Anthropocene Essays - Mental Compartmentalization

By Colin Udall

I adore the fantasy of reading. Turning pages with my fireplace dimly lit and smoky jazz music humming from my turntable. Once I get this image in my head, it sticks with me like molten sugar, burning until I give in and read a book. This last happened to me a month ago and the book I decided to read was “Slaughterhouse-Five” by Kurt Vonnegut. It happens, however, that my reading of the novel was unlike my fantasy, as it usually goes. I read in between dull classes and homework procrastination. I find that it's always easiest to read in between proper work or when you have other responsibilities at hand. I think this is because reading is an escape that requires some level of mental work.

If you’ve read “Slaughter-House Five” then you know it is a war book completely void of heroism or valor in its storytelling. The war aspects are focused entirely on slaughters and tortures. Reading this in amidst my sleeping classmates in science felt strange. Talking about the big themes and pictures with my English teacher felt strange. Thinking about it from the comfort of my own bed felt strange. So I unknowingly did what so many of us often do and boxed any thought of that book into a subsection of my mind. When I read, talked, or thought about the themes of “Slaughter-House Five,” it was solely that, discussion of the book. Allowing any spillover of the humanitarian crisis the novel presented me with was strictly prohibited.  

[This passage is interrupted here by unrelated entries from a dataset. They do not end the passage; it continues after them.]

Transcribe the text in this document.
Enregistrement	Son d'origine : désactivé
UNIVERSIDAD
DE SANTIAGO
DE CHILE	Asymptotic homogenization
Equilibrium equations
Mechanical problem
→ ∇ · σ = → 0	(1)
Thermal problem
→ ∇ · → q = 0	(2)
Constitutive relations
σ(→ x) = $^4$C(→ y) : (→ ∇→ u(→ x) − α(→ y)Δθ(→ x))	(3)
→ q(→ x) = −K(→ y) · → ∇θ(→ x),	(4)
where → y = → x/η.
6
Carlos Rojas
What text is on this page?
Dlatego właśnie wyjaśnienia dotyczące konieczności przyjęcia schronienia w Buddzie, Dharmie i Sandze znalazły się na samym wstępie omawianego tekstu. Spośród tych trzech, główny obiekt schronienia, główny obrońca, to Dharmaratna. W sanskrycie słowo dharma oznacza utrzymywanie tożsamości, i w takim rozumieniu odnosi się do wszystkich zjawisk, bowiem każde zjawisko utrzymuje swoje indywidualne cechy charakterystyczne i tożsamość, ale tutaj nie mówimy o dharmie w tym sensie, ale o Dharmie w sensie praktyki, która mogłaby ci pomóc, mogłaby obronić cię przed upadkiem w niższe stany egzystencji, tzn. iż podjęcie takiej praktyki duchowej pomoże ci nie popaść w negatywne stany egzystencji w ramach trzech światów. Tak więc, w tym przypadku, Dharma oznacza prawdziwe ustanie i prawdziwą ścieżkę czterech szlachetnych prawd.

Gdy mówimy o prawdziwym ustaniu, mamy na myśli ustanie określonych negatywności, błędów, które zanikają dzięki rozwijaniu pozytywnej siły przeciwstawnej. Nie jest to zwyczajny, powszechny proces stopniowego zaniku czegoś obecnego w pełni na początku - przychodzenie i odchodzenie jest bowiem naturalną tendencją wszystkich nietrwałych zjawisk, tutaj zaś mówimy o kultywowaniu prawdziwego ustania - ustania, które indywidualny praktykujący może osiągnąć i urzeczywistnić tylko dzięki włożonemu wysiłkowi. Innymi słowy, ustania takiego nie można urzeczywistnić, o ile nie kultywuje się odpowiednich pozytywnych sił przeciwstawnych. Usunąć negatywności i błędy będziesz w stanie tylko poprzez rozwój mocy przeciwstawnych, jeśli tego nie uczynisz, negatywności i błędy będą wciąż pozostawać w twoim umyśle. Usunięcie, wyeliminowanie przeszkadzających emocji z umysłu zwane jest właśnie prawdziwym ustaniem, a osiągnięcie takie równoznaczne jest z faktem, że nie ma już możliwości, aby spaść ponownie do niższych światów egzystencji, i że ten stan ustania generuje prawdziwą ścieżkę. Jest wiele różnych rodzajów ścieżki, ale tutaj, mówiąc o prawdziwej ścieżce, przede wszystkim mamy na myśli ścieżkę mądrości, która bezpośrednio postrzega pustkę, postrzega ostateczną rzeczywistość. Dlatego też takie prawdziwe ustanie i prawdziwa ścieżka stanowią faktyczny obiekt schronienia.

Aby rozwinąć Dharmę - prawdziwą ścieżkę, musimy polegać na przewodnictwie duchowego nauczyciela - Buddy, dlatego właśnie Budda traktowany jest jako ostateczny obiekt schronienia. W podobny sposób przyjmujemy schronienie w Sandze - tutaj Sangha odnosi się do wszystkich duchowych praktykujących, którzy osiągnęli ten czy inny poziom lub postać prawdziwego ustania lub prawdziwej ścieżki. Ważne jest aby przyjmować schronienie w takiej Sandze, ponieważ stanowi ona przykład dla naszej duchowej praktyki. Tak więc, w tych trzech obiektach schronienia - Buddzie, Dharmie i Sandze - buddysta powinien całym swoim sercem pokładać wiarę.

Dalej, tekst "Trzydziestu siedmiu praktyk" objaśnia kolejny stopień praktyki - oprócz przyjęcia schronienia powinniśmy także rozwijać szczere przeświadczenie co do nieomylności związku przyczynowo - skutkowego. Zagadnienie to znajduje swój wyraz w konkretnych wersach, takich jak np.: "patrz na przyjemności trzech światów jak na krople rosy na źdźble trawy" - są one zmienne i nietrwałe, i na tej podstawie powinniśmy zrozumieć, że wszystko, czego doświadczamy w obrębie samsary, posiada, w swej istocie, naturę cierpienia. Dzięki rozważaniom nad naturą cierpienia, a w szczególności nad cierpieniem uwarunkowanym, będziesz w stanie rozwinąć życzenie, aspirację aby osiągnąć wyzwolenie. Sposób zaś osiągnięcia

This, of course, was not done knowingly. Whether it was out of an unconscious fear of what the subject matter meant for my own life or beliefs or some other psychological mechanism, I am unsure. The only reason I recognize the subjugation of heavy material in my head is because of an essay I am writing on the topic of Mental Compartmentalization. I have done it many other times in retrospect: therapy only exists in my therapist’s lounge chair, family issues only exist at home. Where do I exist? Am I the whole sum of many untethered parts or someone who exists separate of those parts?

I might subjugate those thoughts onto this paper. Never to expand or ponder them without the lens of “this is a school assignment.”  In many ways writing this paper was alike my fantasy of reading. I wanted to pour my thoughts onto this page as if I was some scholar writing my dissertation. Yet I put to the side the weight and burden of the concept itself. Keeping them here in these words.

So as to willfully box away my thoughts of the matter, I don’t give Mental Compartmentalization a rating at this time.